New project to study molecular magnets funded by The Leverhulme Trust

The project “Stellated Archimedean and Keplerate Polyhedra: Frustrated Molecular Magnets” will be led by the School of Chemistry’s Professor Euan Brechin.

The aim of the project is to build and characterise high symmetry, spin frustrated, molecular cages of paramagnetic 3d transition metal ions with structures conforming to Stellated Archimedean and Keplerate polyhedra using calix[n]arene building blocks. Such species represent ideal molecules for examining geometric spin frustration since they consist of very high symmetry polyhedra possessing odd and even numbered faces which prevent the preferred antiparallel alignment of antiferromagnetically coupled spins. For example, spins on an equilateral triangle cannot all be simulataneously antiparallel to one another.

The effects of spin frustration on the energy spectrum and magnetic properties of molecular coordination compounds are fascinating and include enhanced ground-state degeneracy, low-lying singlet states, non-collinear ground states, unusual magnetisation plateaus and jumps, and attractive magnetocaloric properties. This makes them both academically interesting and potentially useful for applications in, for example, cryogenic refrigeration.

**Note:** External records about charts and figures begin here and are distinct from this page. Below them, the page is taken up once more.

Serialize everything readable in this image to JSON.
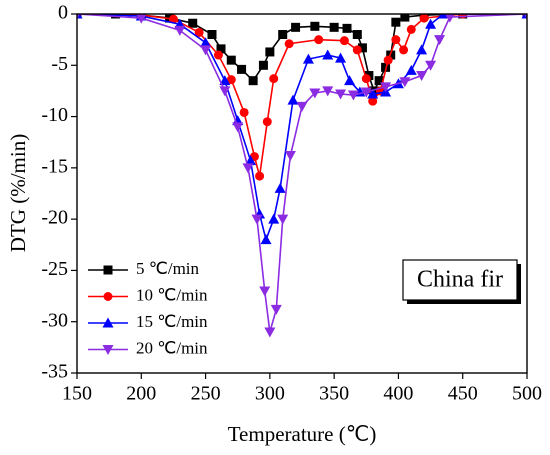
{
  "chart_data": {
    "type": "line",
    "xlabel": "Temperature (℃)",
    "ylabel": "DTG (%/min)",
    "annotation": "China fir",
    "xlim": [
      150,
      500
    ],
    "xticks": [
      150,
      200,
      250,
      300,
      350,
      400,
      450,
      500
    ],
    "ylim": [
      -35,
      0
    ],
    "yticks": [
      -35,
      -30,
      -25,
      -20,
      -15,
      -10,
      -5,
      0
    ],
    "legend": "lower left",
    "series": [
      {
        "name": "5 ℃/min",
        "color": "#000000",
        "marker": "square",
        "x": [
          150,
          180,
          200,
          222,
          240,
          255,
          262,
          270,
          278,
          287,
          295,
          300,
          310,
          320,
          335,
          350,
          360,
          368,
          372,
          377,
          381,
          385,
          390,
          394,
          398,
          405,
          420,
          450,
          500
        ],
        "values": [
          0,
          0,
          -0.1,
          -0.4,
          -0.9,
          -2,
          -3.4,
          -4.5,
          -5.4,
          -6.5,
          -5,
          -3.7,
          -2,
          -1.3,
          -1.2,
          -1.3,
          -1.4,
          -2,
          -3.3,
          -6,
          -7.5,
          -6.5,
          -5.2,
          -4,
          -0.8,
          -0.3,
          -0.1,
          0,
          0
        ]
      },
      {
        "name": "10 ℃/min",
        "color": "#ff0000",
        "marker": "circle",
        "x": [
          150,
          200,
          225,
          245,
          260,
          270,
          280,
          288,
          292,
          298,
          303,
          315,
          338,
          358,
          368,
          375,
          380,
          386,
          392,
          398,
          404,
          410,
          420,
          450,
          500
        ],
        "values": [
          0,
          -0.1,
          -0.5,
          -1.8,
          -4,
          -6.4,
          -9.6,
          -13.9,
          -15.8,
          -10.5,
          -6.3,
          -2.9,
          -2.5,
          -2.6,
          -3.5,
          -6.3,
          -8.5,
          -7.5,
          -4.5,
          -2.5,
          -3.5,
          -1.5,
          -0.4,
          0,
          0
        ]
      },
      {
        "name": "15 ℃/min",
        "color": "#0000ff",
        "marker": "triangle-up",
        "x": [
          150,
          200,
          230,
          250,
          265,
          275,
          285,
          292,
          297,
          303,
          308,
          318,
          330,
          345,
          355,
          362,
          370,
          380,
          390,
          400,
          410,
          418,
          425,
          435,
          500
        ],
        "values": [
          0,
          -0.2,
          -1,
          -2.8,
          -6.5,
          -10.4,
          -14.3,
          -19.5,
          -22,
          -20,
          -17,
          -8.4,
          -4.4,
          -4,
          -4.3,
          -6.5,
          -7.6,
          -7.8,
          -7.6,
          -6.8,
          -5.5,
          -3.5,
          -1,
          0,
          0
        ]
      },
      {
        "name": "20 ℃/min",
        "color": "#8b2be2",
        "marker": "triangle-down",
        "x": [
          150,
          200,
          230,
          250,
          265,
          275,
          283,
          290,
          296,
          300,
          305,
          310,
          316,
          325,
          335,
          345,
          355,
          365,
          375,
          390,
          405,
          418,
          425,
          432,
          440,
          500
        ],
        "values": [
          0,
          -0.4,
          -1.6,
          -3.5,
          -7.5,
          -11,
          -15,
          -20,
          -27,
          -31,
          -28.8,
          -20,
          -13.8,
          -9,
          -7.7,
          -7.5,
          -7.8,
          -7.9,
          -7.6,
          -7.1,
          -6.6,
          -6,
          -5,
          -2.5,
          -0.3,
          0
        ]
      }
    ]
  }
}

The project is a collaborative effort between Euan Brechin (Chemistry, UoE), Scott Dalgarno (Chemistry, Heriot-Watt) and Chris Stock (Physics, UoE). Brechin, Dalgarno, Stock have successfully collaborated for many years, and proof-of-principle results obtained in the past couple of years underpinned this successful grant application, including their 2024 paper “Stellated Cuboctahedron of Fe(III)”, published as a “Hot Paper” in Angewandte Chemistry International Edition.

A stellated cuboctahedron of Fe(III)
A stellated cuboctahedron of Fe(III)

The project will combine synthetic organic and inorganic chemistry, X-ray crystallography, magnetometry, heat capacity and neutron scattering involving the three researchers in Edinburgh and an international network of collaborators. It will make use of the School of Chemistry’s in-house characterisation including single crystal and powder XRD, magnetometry and heat capacity, combined with software development and neutron scattering at central facilities in the UK, Europe, Japan and USA.

We are enormously grateful for the funding provided by the Leverhulme Trust that will enable us to make and characterise a new class of molecules that will not only have important academic interest in the field of spin frustration, but potential application in cryogenic refrigeration with a view to the replacement of Helium, a critical raw material.